I am stuck on this question during my exam review:

Let L1 be the line passing through $$P(-1,3,-2), Q=(5,-3,10).$$ Let L2 be the line passing through $$(4,0,3)$$ in the direction of $$v= \begin{bmatrix} 3\\ -1\\ 1\\ \end{bmatrix}. $$ Do the lines intersect? If so, find their point of intersection.

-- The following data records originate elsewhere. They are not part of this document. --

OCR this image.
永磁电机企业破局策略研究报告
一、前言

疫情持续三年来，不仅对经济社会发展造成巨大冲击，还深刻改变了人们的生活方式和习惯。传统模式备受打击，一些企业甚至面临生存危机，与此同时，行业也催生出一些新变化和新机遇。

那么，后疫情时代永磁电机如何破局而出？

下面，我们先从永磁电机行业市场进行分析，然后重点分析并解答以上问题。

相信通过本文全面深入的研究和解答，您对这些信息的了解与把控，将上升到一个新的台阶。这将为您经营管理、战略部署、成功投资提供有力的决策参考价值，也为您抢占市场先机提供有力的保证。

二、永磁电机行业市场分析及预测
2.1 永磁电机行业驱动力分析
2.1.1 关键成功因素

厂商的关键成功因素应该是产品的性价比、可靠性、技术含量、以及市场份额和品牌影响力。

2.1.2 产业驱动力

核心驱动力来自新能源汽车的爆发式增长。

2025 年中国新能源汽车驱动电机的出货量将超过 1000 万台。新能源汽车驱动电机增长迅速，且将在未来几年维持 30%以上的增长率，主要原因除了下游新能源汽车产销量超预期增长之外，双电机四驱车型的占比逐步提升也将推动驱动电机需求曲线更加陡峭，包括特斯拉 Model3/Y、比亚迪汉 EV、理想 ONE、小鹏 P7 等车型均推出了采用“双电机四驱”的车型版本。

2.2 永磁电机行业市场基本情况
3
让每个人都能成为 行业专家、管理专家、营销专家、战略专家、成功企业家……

Attempt: I first found the directional vector of L1, which equals n=(6,-6,12). Then, using the coordinates from P, I created a system of equations as follows: $$-1+6t = 4+3s$$

$$-3-6t=-s$$

$$-2+12t=3+s$$

and found that they do not intersect. Is this correct?

Answer 1

A line has infinitely many normal vectors in $R^3$, you meant $(6,-6,12)$ is the directional vector of $L1$.This is the correct value. However, I think there is a typo in your set up of equations:

It should be: $$-1+6t = 4+3s$$

$$3-6t=-s$$

$$-2+12t=3+s$$ This means the two lines intersect at $(1,1,2)$

Answer 2

Your second equation doesn’t match the description of the first lines. Since what you’ve written for $P$ and $Q$ do match your stated value for $\mathbf n$, (which, by the way is the line’s direction vector, not a normal to it), I conclude that it’s the equation that’s in error. It should be $3-6t=-s$, and the resulting system has the solution $s=-1$, $t=\frac13$, therefore the two lines intersect at $(1,1,2)$.